Conflicting attributes
The example above illustrates a potential pitfall in your model. What if you later decide that :id
is also an attribute of an Employee
? The solution is to organize your attributes into namespaces. So you would have both :member/id
and :employee/id
. Doing this ahead of time helps avoid conflict later on.
An attribute's definition can't be changed (yet)
Once you've defined an attribute in your Datomic as a particular type, indexed or not, unique, etc. you can't change that later. We're talking ALTER TABLE ALTER COLUMN
in SQL parlance here. For now, you could create a replacement attribute with the right definition and move your existing data.
This may sound terrible, but it's not. Because transactions are serialized, you can submit one that creates the new attribute, copies your data to it, resolves conflicts and removes the old attribute. It will run without interference from other transactions and can take advantage of domain-specific logic in your native language to do it's thing. It's essentially what an RDBMS is doing behind the scenes when you issue an ALTER TABLE
, but you name the rules.
Don't be "a kid in a candy store"
Flexible schema doesn't mean no data model. I'd advise some upfront planning to model things in a sane way, same as you would for any other data store. Leverage Datomic's flexibility down the road when you have to, not just because you can.

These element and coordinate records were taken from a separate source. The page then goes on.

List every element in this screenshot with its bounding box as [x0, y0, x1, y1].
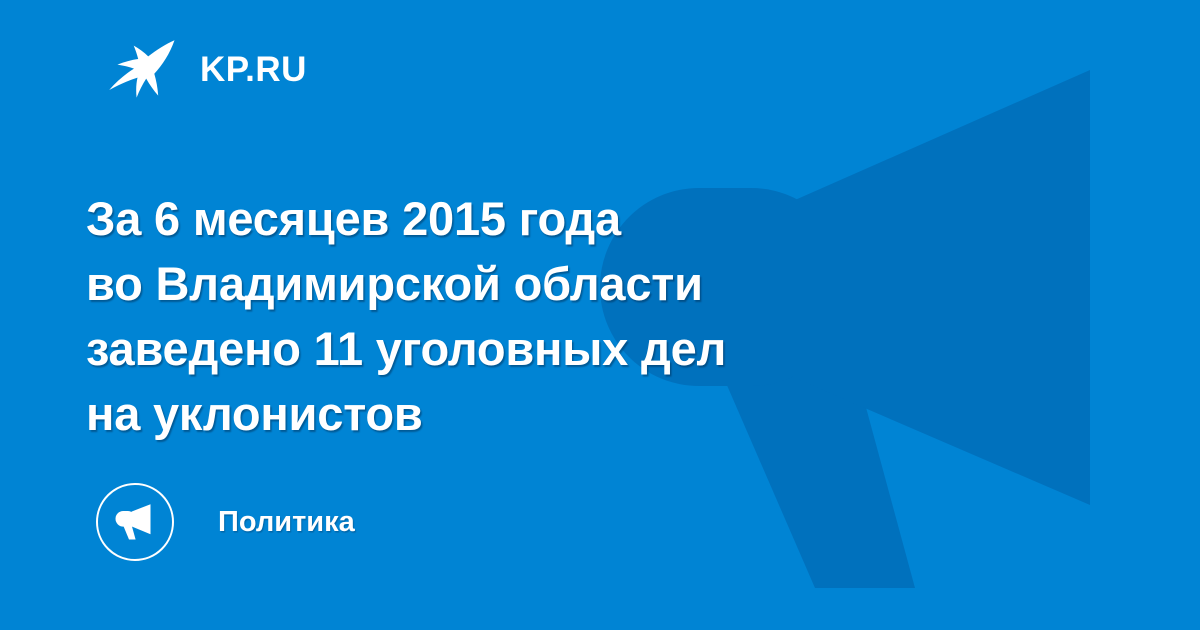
category-icon-circle [96, 483, 174, 561]
category-badge[interactable]: Политика [96, 482, 355, 562]
category-label: Политика [218, 508, 355, 537]
megaphone-icon [112, 501, 158, 543]
headline-line-1: За 6 месяцев 2015 года [86, 186, 1086, 251]
swallow-bird-icon [108, 38, 178, 100]
headline: За 6 месяцев 2015 года во Владимирской о… [86, 186, 1086, 446]
site-logo[interactable]: KP.RU [108, 36, 307, 102]
headline-line-2: во Владимирской области [86, 251, 1086, 316]
headline-line-4: на уклонистов [86, 381, 1086, 446]
site-logo-text: KP.RU [200, 52, 307, 87]
headline-line-3: заведено 11 уголовных дел [86, 316, 1086, 381]
article-share-card: KP.RU За 6 месяцев 2015 года во Владимир… [0, 0, 1200, 630]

Avoid storing large, constantly changing data
Datomic isn't a good data store for BLOBs or very large data that's constantly changing. Because it keeps a historical record of previous values and there isn't a method to purge older versions (yet). This kind of thing is almost always a better fit for an object store like S3. Update: There is a way to disable history on a per-attribute basis. Update: There is now also a way to excise data; however, storing references to external objects rather than the objects themselves may still stil be the best approach to handling BLOBs. Compare this strategy with using byte arrays.